As for their so-called lethargy, here’s the company’s reply to my enquiry:
“A few months after we finished Things 2 (2012), we turned our attention to the next major iteration of Things. In the intervening time, we did release some updates to Things 2, but nothing too major. Since Things 3 has been the focus of our attention, we haven’t spent too much time on our Things 2 codebase – and when iOS 7 came out, it began to look a little out of place. This sort of amplifies the lack of a major update, and I can understand that people are eager to see a new UI in our apps. Things 3 will be the first time we’ve seriously modified the UI (although Things 2 did have some tweaks), and we’re intent on achieving a high level of quality (in addition to some new features) – and that takes a considerable length of time. We hope to deliver Things 3 to all devices as soon as we possibly can.”
Things 3 Details
Announced on December, 2013 just as the company sold its millionth copy, Things 3 promises to bring a “fresh new visual style, a revised user interface, more structure for your lists, and an array of great new features that are designed to make you more productive,” according to Cultured Code’s blog.
The company also says they’ve revisited many areas of the app that have been neglected in the past, and renovated much of their codebase.
“It’s the most ambitious update we’ve ever undertaken,” boasts the Things 3 announcement.
A fresh visual style and a revised iOS 7-compatible user interface are always welcome.
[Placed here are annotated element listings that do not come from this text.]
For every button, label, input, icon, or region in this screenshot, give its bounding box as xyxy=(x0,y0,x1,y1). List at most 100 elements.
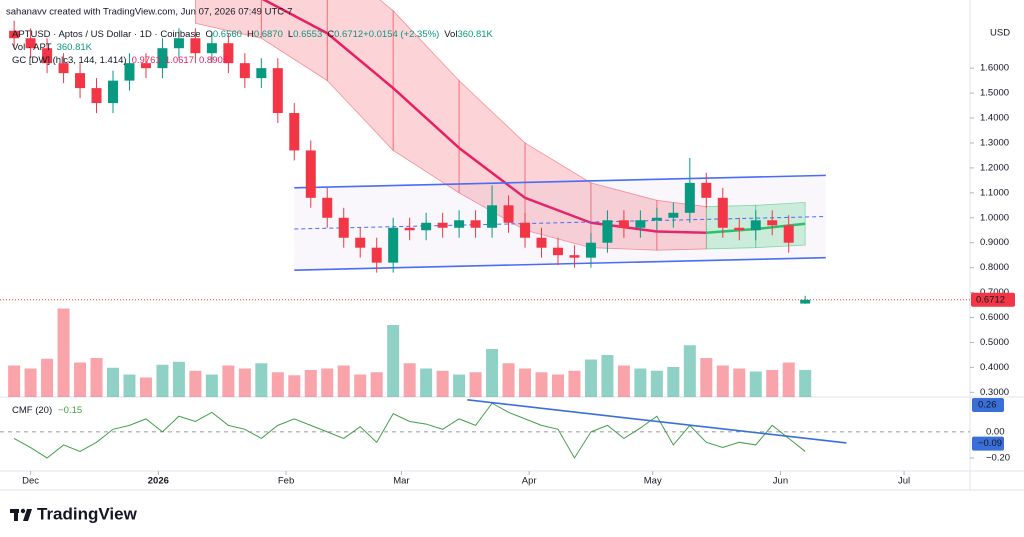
ohlc-item: Vol xyxy=(444,29,457,40)
cmf-trendline xyxy=(467,399,847,444)
volume-bar xyxy=(57,308,70,397)
volume-bar xyxy=(189,370,202,397)
candle-body xyxy=(42,48,53,64)
candle-body xyxy=(701,182,712,198)
cmf-last: −0.15 xyxy=(58,405,82,416)
gc-mid-line xyxy=(326,32,394,90)
ohlc-item: H xyxy=(247,29,254,40)
cmf-tick-label: −0.20 xyxy=(986,452,1010,463)
ohlc-item: 0.6870 xyxy=(254,29,283,40)
gc-title: GC [DW] (hlc3, 144, 1.414) xyxy=(12,55,127,66)
volume-bar xyxy=(551,374,564,397)
ohlc-item: 360.81K xyxy=(457,29,493,40)
volume-bar xyxy=(172,361,185,397)
x-tick-label: May xyxy=(644,476,662,487)
logo-icon xyxy=(14,509,18,521)
candle-body xyxy=(750,220,761,231)
x-tick-label: Jul xyxy=(898,476,910,487)
candle-body xyxy=(124,63,135,81)
candle-body xyxy=(585,242,596,258)
cmf-badge xyxy=(972,398,1004,412)
y-tick-label: 1.4000 xyxy=(980,113,1009,124)
volume-bar xyxy=(486,349,499,397)
candle-body xyxy=(9,30,20,39)
volume-bar xyxy=(667,367,680,397)
candle-body xyxy=(108,80,119,104)
candle-body xyxy=(173,38,184,49)
x-tick-label: Jun xyxy=(773,476,788,487)
ohlc-item: C xyxy=(327,29,334,40)
volume-bar xyxy=(288,375,301,397)
candle-body xyxy=(734,227,745,231)
volume-line: Vol · APT 360.81K xyxy=(12,42,93,53)
volume-bar xyxy=(403,363,416,397)
ohlc-item: 0.6553 xyxy=(293,29,322,40)
volume-bar xyxy=(255,363,268,397)
ohlc-item: +0.0154 (+2.35%) xyxy=(363,29,439,40)
candle-body xyxy=(140,63,151,69)
price-badge-label: 0.6712 xyxy=(976,294,1005,305)
candle-body xyxy=(421,222,432,231)
y-tick-label: 0.9000 xyxy=(980,237,1009,248)
volume-title: Vol · APT xyxy=(12,42,52,53)
volume-bar xyxy=(321,368,334,397)
logo-icon xyxy=(20,508,26,514)
candle-body xyxy=(437,222,448,228)
candle-body xyxy=(338,217,349,238)
cmf-badge xyxy=(972,436,1004,451)
candle-body xyxy=(91,88,102,104)
x-tick-label: Mar xyxy=(393,476,409,487)
candle-body xyxy=(800,299,811,304)
logo: TradingView xyxy=(10,504,138,523)
candle-body xyxy=(25,38,36,49)
y-tick-label: 1.6000 xyxy=(980,63,1009,74)
channel-lower xyxy=(294,256,826,271)
symbol: APTUSD · Aptos / US Dollar · 1D · Coinba… xyxy=(12,29,200,40)
candle-body xyxy=(602,220,613,243)
price-pane xyxy=(8,0,826,397)
y-tick-label: 1.5000 xyxy=(980,88,1009,99)
candle-body xyxy=(256,68,267,79)
ohlc-item: O xyxy=(205,29,212,40)
gc-band xyxy=(326,0,394,152)
cmf-badge-label: 0.26 xyxy=(978,400,997,411)
volume-bar xyxy=(123,374,136,397)
volume-bar xyxy=(238,368,251,397)
candle-body xyxy=(454,220,465,228)
y-tick-label: 1.2000 xyxy=(980,162,1009,173)
candle-body xyxy=(388,227,399,263)
candle-body xyxy=(223,43,234,64)
y-tick-label: 1.3000 xyxy=(980,137,1009,148)
gc-mid-line xyxy=(392,87,460,149)
candle-body xyxy=(520,222,531,238)
volume-bar xyxy=(453,374,466,397)
volume-bar xyxy=(304,370,317,397)
price-badge xyxy=(971,292,1015,307)
x-tick-label: Feb xyxy=(278,476,294,487)
gc-value: 0.9761 xyxy=(132,55,161,66)
y-tick-label: 0.5000 xyxy=(980,337,1009,348)
volume-bar xyxy=(782,362,795,397)
candle-body xyxy=(75,73,86,89)
candle-body xyxy=(272,68,283,114)
volume-bar xyxy=(519,368,532,397)
volume-bar xyxy=(716,365,729,397)
symbol-line: APTUSD · Aptos / US Dollar · 1D · Coinba… xyxy=(12,29,494,40)
candle-body xyxy=(552,247,563,256)
gc-mid-line xyxy=(656,230,707,234)
volume-bar xyxy=(271,372,284,397)
volume-bar xyxy=(568,370,581,397)
volume-value: 360.81K xyxy=(57,42,93,53)
volume-bar xyxy=(90,358,103,397)
candle-body xyxy=(157,48,168,69)
candle-body xyxy=(767,220,778,226)
candle-body xyxy=(58,63,69,74)
candle-body xyxy=(783,225,794,243)
volume-bar xyxy=(8,365,21,397)
candle-body xyxy=(190,38,201,54)
gc-value: 1.0617 xyxy=(165,55,194,66)
volume-bar xyxy=(733,368,746,397)
candle-body xyxy=(536,237,547,248)
logo-text: TradingView xyxy=(37,504,138,523)
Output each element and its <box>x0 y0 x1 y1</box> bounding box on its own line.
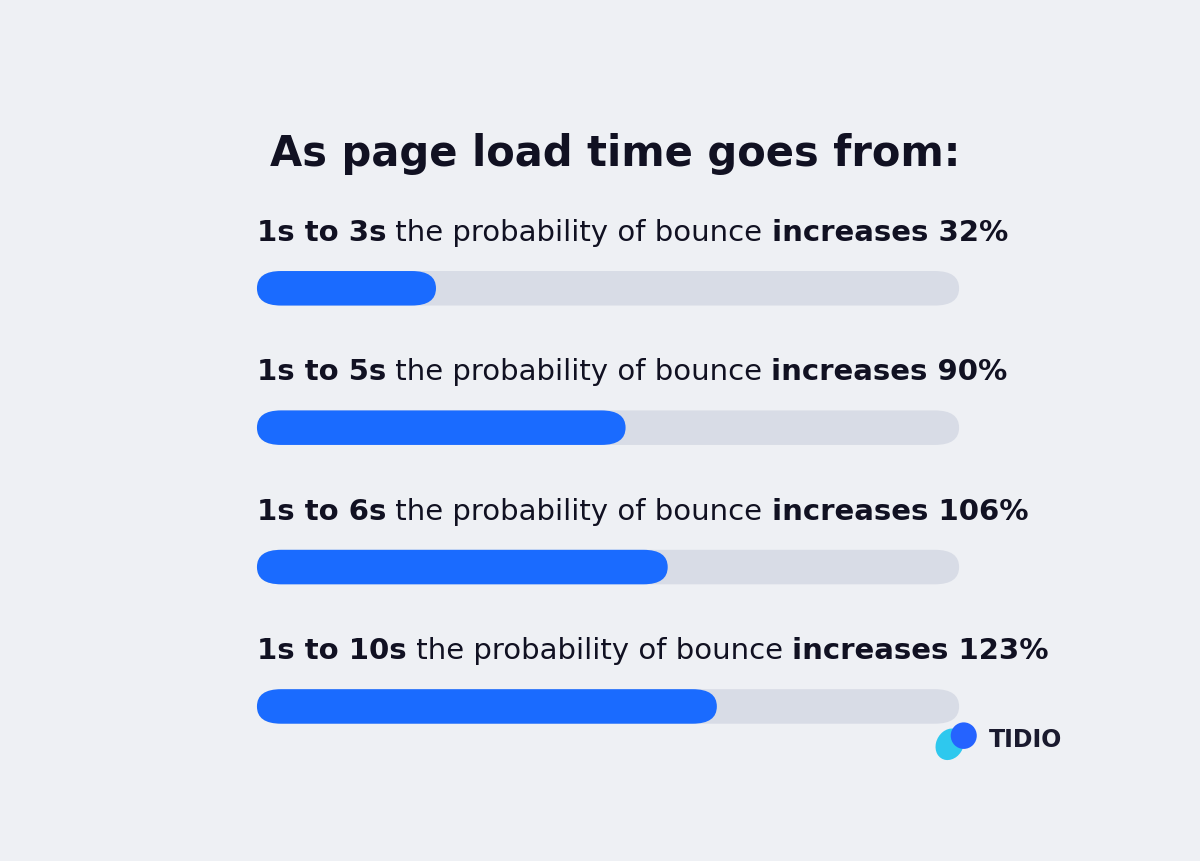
Text: increases 106%: increases 106% <box>772 497 1028 525</box>
FancyBboxPatch shape <box>257 550 667 585</box>
Text: 1s to 5s: 1s to 5s <box>257 358 386 386</box>
FancyBboxPatch shape <box>257 411 959 445</box>
Text: increases 123%: increases 123% <box>792 636 1049 664</box>
FancyBboxPatch shape <box>257 690 959 724</box>
FancyBboxPatch shape <box>257 411 625 445</box>
Text: the probability of bounce: the probability of bounce <box>386 358 772 386</box>
Text: increases 32%: increases 32% <box>772 219 1008 246</box>
Text: the probability of bounce: the probability of bounce <box>407 636 792 664</box>
Text: 1s to 6s: 1s to 6s <box>257 497 386 525</box>
FancyBboxPatch shape <box>257 550 959 585</box>
FancyBboxPatch shape <box>257 690 716 724</box>
Ellipse shape <box>936 728 964 760</box>
Text: 1s to 10s: 1s to 10s <box>257 636 407 664</box>
Text: increases 90%: increases 90% <box>772 358 1008 386</box>
Text: TIDIO: TIDIO <box>989 728 1062 751</box>
Text: As page load time goes from:: As page load time goes from: <box>270 133 960 175</box>
Text: 1s to 3s: 1s to 3s <box>257 219 386 246</box>
Ellipse shape <box>950 722 977 749</box>
FancyBboxPatch shape <box>257 272 959 307</box>
Text: the probability of bounce: the probability of bounce <box>386 219 772 246</box>
Text: the probability of bounce: the probability of bounce <box>386 497 772 525</box>
FancyBboxPatch shape <box>257 272 436 307</box>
They will also appeal to those users who crave new looks and a fresher UI.
But what else is Things 3 bringing to the table? What does the company mean by “array of great new features”? More importantly, exactly when will it ship—and for how much, if anything?
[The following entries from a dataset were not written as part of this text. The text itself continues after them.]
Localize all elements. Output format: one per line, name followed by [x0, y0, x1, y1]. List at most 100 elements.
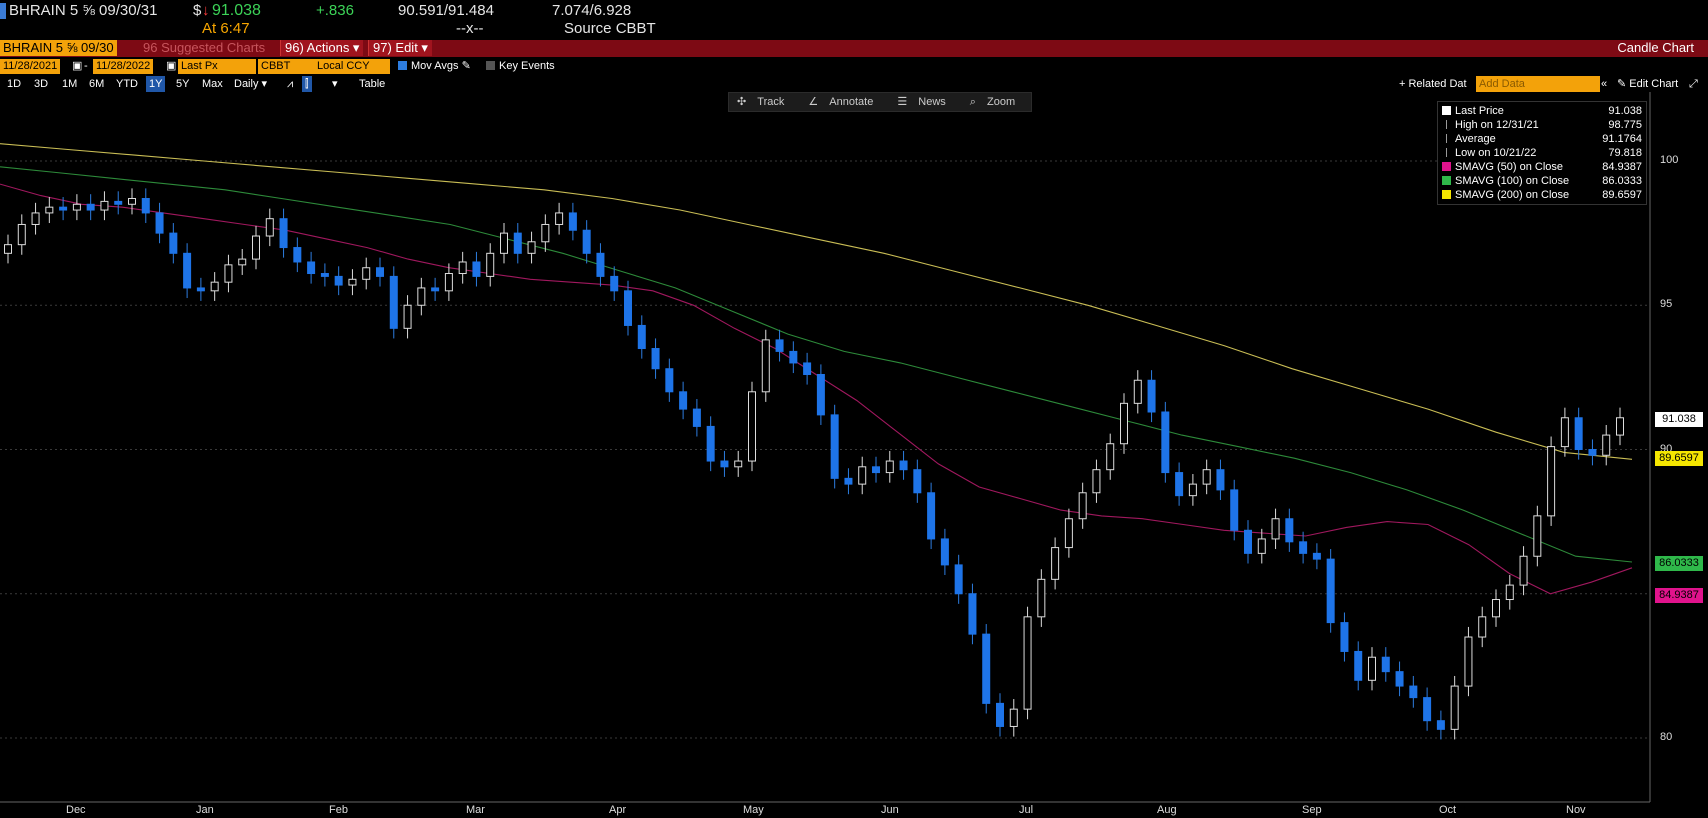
candle-body	[706, 425, 715, 462]
candle-body	[1037, 578, 1046, 618]
legend-value: 86.0333	[1602, 175, 1642, 187]
annotate-tool[interactable]: ∠ Annotate	[800, 93, 889, 111]
range-1m[interactable]: 1M	[62, 78, 78, 90]
price-tag: 84.9387	[1655, 587, 1703, 603]
candle-body	[1560, 417, 1569, 448]
legend-label: High on 12/31/21	[1455, 119, 1539, 131]
range-ytd[interactable]: YTD	[116, 78, 138, 90]
edit-chart-button[interactable]: ✎ Edit Chart	[1617, 78, 1679, 90]
end-date-field[interactable]: 11/28/2022	[93, 59, 154, 74]
candle-body	[913, 469, 922, 494]
candle-body	[155, 212, 164, 234]
candle-chart-icon[interactable]: ⫿	[302, 76, 312, 92]
candle-body	[1188, 483, 1197, 497]
candle-body	[1492, 599, 1500, 618]
pencil-icon[interactable]: ✎	[461, 60, 471, 72]
suggested-charts-button[interactable]: 96 Suggested Charts	[143, 40, 266, 55]
ticker-flag	[0, 3, 6, 19]
candle-chart[interactable]	[0, 92, 1708, 818]
start-date-field[interactable]: 11/28/2021	[0, 59, 61, 74]
field-selector[interactable]: Last Px	[178, 59, 256, 74]
candle-body	[1436, 720, 1445, 730]
x-tick-label: Jun	[881, 804, 899, 816]
candle-body	[1340, 622, 1349, 652]
candle-body	[389, 275, 398, 329]
x-tick-label: Apr	[609, 804, 627, 816]
legend-value: 91.038	[1608, 105, 1642, 117]
candle-body	[72, 203, 81, 211]
candle-body	[1505, 584, 1514, 601]
candle-body	[444, 273, 453, 292]
news-tool[interactable]: ☰ News	[889, 93, 961, 111]
candle-body	[1051, 547, 1060, 580]
add-data-input[interactable]: Add Data	[1476, 76, 1600, 92]
resize-icon[interactable]: ⤢	[1689, 78, 1698, 90]
ticker-tab[interactable]: BHRAIN 5 ⅝ 09/30	[0, 40, 117, 56]
candle-body	[1326, 558, 1335, 624]
key-events-toggle[interactable]: Key Events	[486, 59, 555, 74]
security-name[interactable]: BHRAIN 5 ⅝ 09/30/31	[9, 2, 158, 19]
y-tick-label: 80	[1660, 731, 1673, 743]
legend-swatch-icon	[1442, 190, 1451, 199]
zoom-label: Zoom	[987, 96, 1016, 108]
candle-body	[899, 460, 908, 471]
candle-body	[996, 702, 1004, 727]
legend-swatch-icon	[1442, 176, 1451, 185]
legend-label: Low on 10/21/22	[1455, 147, 1537, 159]
actions-menu[interactable]: 96) Actions ▾	[280, 40, 364, 56]
candle-body	[141, 198, 150, 214]
candle-body	[417, 287, 426, 306]
legend-label: SMAVG (50) on Close	[1455, 161, 1564, 173]
candle-body	[789, 350, 798, 364]
calendar-icon[interactable]: ▣	[72, 60, 83, 72]
legend-swatch-icon	[1446, 120, 1455, 129]
quote-header: BHRAIN 5 ⅝ 09/30/31 $ ↓ 91.038 +.836 90.…	[0, 0, 1708, 40]
chart-toolbar: ✣ Track ∠ Annotate ☰ News ⌕ Zoom	[728, 92, 1033, 112]
range-5y[interactable]: 5Y	[176, 78, 190, 90]
legend-row[interactable]: Last Price 91.038	[1442, 104, 1642, 118]
candle-body	[858, 466, 867, 485]
line-chart-icon[interactable]: ⩘	[287, 78, 294, 90]
range-6m[interactable]: 6M	[89, 78, 105, 90]
candle-body	[885, 460, 894, 474]
x-tick-label: Jan	[196, 804, 214, 816]
candle-body	[100, 200, 109, 211]
currency-selector[interactable]: Local CCY	[314, 59, 390, 74]
candle-body	[651, 348, 660, 370]
zoom-tool[interactable]: ⌕ Zoom	[962, 93, 1031, 111]
candle-body	[376, 267, 384, 277]
calendar-icon[interactable]: ▣	[166, 60, 177, 72]
source-selector[interactable]: CBBT	[258, 59, 314, 74]
candle-body	[1147, 379, 1156, 413]
candle-body	[1230, 489, 1239, 531]
candle-body	[1120, 402, 1128, 445]
frequency-selector[interactable]: Daily ▾	[234, 78, 268, 90]
double-chevron-icon[interactable]: «	[1601, 78, 1608, 90]
candle-body	[1616, 417, 1624, 436]
table-button[interactable]: Table	[359, 78, 386, 90]
legend-row[interactable]: SMAVG (200) on Close 89.6597	[1442, 188, 1642, 202]
mov-avgs-toggle[interactable]: Mov Avgs ✎	[398, 59, 471, 74]
legend-row[interactable]: SMAVG (50) on Close 84.9387	[1442, 160, 1642, 174]
range-3d[interactable]: 3D	[34, 78, 49, 90]
legend-row[interactable]: Low on 10/21/22 79.818	[1442, 146, 1642, 160]
legend-row[interactable]: High on 12/31/21 98.775	[1442, 118, 1642, 132]
candle-body	[513, 232, 522, 254]
candle-body	[1244, 529, 1252, 554]
candle-body	[1175, 472, 1184, 497]
related-data-button[interactable]: + Related Dat	[1399, 78, 1467, 90]
track-tool[interactable]: ✣ Track	[729, 93, 800, 111]
candle-body	[45, 206, 54, 214]
candle-body	[252, 235, 260, 260]
legend-row[interactable]: Average 91.1764	[1442, 132, 1642, 146]
edit-menu[interactable]: 97) Edit ▾	[368, 40, 432, 56]
range-1d[interactable]: 1D	[7, 78, 22, 90]
range-1y[interactable]: 1Y	[146, 76, 166, 92]
more-chart-types-icon[interactable]: ▾	[332, 78, 338, 90]
candle-body	[610, 275, 619, 292]
legend-row[interactable]: SMAVG (100) on Close 86.0333	[1442, 174, 1642, 188]
legend-value: 98.775	[1608, 119, 1642, 131]
candle-body	[114, 200, 123, 205]
range-max[interactable]: Max	[202, 78, 223, 90]
y-tick-label: 95	[1660, 298, 1673, 311]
On all counts, Cultured Code is keeping mum. We can speculate the new version will address common requests like contacts integration, a fresher look and reminders. And thanks to the project’s status board, we know Cultured Code is going beyond eye candy: on February 10, the company wrote that besides animations and all new-sidebar icons, it had also reintroduced behavioural refinements.
My Own Wish-list. What’s Yours?
Could Cultured Code take a cue from Evernote and let users send to-dos and addittional information to a secret, personal email address?
I for one would appreciate being able to search by multiple tags. And since the Quick Entry feature in the Mac app has become a favorite of mine, I would also to see something similar on my iPhone version. Something basic would work, even if it was an Evernote-inspired email solution where you place tags and project names in the subject line. Lastly, time- and geo-based reminders would be great.